What did Thue prove when, concerning rational approximations? A follow-up to When did Liouville come up with the first transcendental numbers?
In 1909, Thue showed that if $\alpha\in\mathbb R$ is algebraic of degree $n$ and $s>\frac12n+1$, and if $c$ is any constant, then
$$0<\left|\alpha-\frac pq\right|<\frac c{q^s}$$
has only finitely many solutions.  Über Annäherungswerte algebraischer Zahlen, Journal für die reine und angewandte Mathematik, 135 (1909), 284–305.
I would like to know if he proved this in 1908.  There are references to "Om en generel i store hele tal uløsbar ligning. Skrifter udgivne af Videnskabs-Selskabet i Christiania; 1908" but I have not been able to access a copy.
There is also "Bemerkungen über gewisse Näherungsbrüche algebraischer Zahlen. Skrifter udgivne af Videnskabs-Selskabet i Christiania; 1908" but according to Mahler this only deals with the case when $\alpha$ is an $n$th root of a rational number.  Regarding the "Om en general" and "Über Annäherungswerte" papers, Mahler brackets them together and is tantalisingly unclear as to whether the earlier one is a preliminary paper or actually a proof of the full theorem.  Mahler in German, in English translation.
 A: All the papers mentioned in the question are found in Selected Mathematical Papers of Axel Thue from 1977.
Thue's theorem, as described in the question, is not contained in Om en generel i store hele tal uløsbar ligning from 1908. In this paper Thue proves the following theorem (with slightly modernized notation):
Theorem.
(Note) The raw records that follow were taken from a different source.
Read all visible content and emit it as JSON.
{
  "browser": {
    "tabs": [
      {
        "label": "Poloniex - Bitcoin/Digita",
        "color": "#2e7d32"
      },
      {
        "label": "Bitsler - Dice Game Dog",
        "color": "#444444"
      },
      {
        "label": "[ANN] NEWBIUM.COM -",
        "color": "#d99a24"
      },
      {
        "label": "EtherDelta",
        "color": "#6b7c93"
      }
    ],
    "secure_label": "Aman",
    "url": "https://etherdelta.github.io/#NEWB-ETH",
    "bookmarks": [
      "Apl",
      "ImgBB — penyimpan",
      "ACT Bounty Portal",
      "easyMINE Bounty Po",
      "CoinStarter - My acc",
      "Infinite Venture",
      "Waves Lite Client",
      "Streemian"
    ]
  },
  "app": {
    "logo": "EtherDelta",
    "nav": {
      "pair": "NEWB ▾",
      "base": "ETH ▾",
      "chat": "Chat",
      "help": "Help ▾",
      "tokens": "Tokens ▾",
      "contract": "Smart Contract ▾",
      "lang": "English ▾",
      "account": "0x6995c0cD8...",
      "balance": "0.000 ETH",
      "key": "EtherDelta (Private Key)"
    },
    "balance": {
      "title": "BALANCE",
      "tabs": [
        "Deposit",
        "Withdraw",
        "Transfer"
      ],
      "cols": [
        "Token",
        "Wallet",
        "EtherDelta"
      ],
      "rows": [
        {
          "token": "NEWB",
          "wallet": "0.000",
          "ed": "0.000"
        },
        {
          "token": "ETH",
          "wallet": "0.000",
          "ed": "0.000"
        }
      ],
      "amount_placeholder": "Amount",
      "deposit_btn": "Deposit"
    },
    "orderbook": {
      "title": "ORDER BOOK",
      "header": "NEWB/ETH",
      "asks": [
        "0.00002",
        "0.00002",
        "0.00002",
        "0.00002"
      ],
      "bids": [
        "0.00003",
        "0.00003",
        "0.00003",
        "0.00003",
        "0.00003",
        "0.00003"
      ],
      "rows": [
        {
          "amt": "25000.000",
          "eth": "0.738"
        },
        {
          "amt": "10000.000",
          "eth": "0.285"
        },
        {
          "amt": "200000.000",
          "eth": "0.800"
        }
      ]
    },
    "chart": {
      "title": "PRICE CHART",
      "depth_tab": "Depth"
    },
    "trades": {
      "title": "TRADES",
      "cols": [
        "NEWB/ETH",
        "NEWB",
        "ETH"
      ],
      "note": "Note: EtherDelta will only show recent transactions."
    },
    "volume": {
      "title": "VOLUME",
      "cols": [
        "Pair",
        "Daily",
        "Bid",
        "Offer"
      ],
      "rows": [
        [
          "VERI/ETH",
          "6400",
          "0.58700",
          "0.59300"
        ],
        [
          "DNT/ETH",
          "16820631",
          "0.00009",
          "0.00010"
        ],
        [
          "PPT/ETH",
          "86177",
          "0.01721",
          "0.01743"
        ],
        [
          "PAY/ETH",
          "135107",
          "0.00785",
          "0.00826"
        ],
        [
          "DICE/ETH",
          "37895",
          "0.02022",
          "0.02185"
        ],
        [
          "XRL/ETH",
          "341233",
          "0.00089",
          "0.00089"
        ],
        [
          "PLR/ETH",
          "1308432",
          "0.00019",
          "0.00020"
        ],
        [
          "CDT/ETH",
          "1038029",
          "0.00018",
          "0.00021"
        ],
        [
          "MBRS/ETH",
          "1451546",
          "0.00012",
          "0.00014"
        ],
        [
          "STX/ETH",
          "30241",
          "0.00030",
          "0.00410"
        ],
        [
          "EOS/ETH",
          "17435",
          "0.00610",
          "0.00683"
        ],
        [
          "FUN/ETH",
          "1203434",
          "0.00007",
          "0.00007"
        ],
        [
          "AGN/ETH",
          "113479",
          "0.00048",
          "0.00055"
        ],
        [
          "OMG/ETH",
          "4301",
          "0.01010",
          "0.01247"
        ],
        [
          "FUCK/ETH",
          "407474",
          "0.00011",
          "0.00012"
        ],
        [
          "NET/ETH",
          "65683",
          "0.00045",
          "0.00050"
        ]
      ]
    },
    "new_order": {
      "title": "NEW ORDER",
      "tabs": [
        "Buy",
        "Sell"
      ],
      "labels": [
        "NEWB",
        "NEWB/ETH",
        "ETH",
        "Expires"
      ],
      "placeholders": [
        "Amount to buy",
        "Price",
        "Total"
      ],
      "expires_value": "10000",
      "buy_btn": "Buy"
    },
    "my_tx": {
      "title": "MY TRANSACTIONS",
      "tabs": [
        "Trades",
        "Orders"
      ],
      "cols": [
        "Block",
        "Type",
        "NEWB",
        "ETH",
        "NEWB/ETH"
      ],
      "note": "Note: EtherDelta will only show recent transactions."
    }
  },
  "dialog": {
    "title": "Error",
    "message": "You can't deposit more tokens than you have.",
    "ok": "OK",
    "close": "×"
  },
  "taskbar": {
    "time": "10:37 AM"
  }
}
If $F(x)\in {\Bbb Z}[x]$ is an irreducible polynomial of degree $r>2$, and $c\in \Bbb Z$, then the equation
$$q^r F\Bigl({p\over q}\Bigr)=c$$
has only finitely many solutions in integers $p$ and $q$.
There is an addendum to the 1908 paper, apparently added in proof, where Thue states that he has thus proved what seems to be Erster Hilfssatz (first preliminary result) in Über Näherungswerte... from 1909. The addendum ends with the following remark, pointing towards the 1909 paper:
How we by this theorem, through the above argument, considerably can generalize our main result and by this obtain the limit for the denominators in the continued fraction for $\rho$, we shall show in another disertation.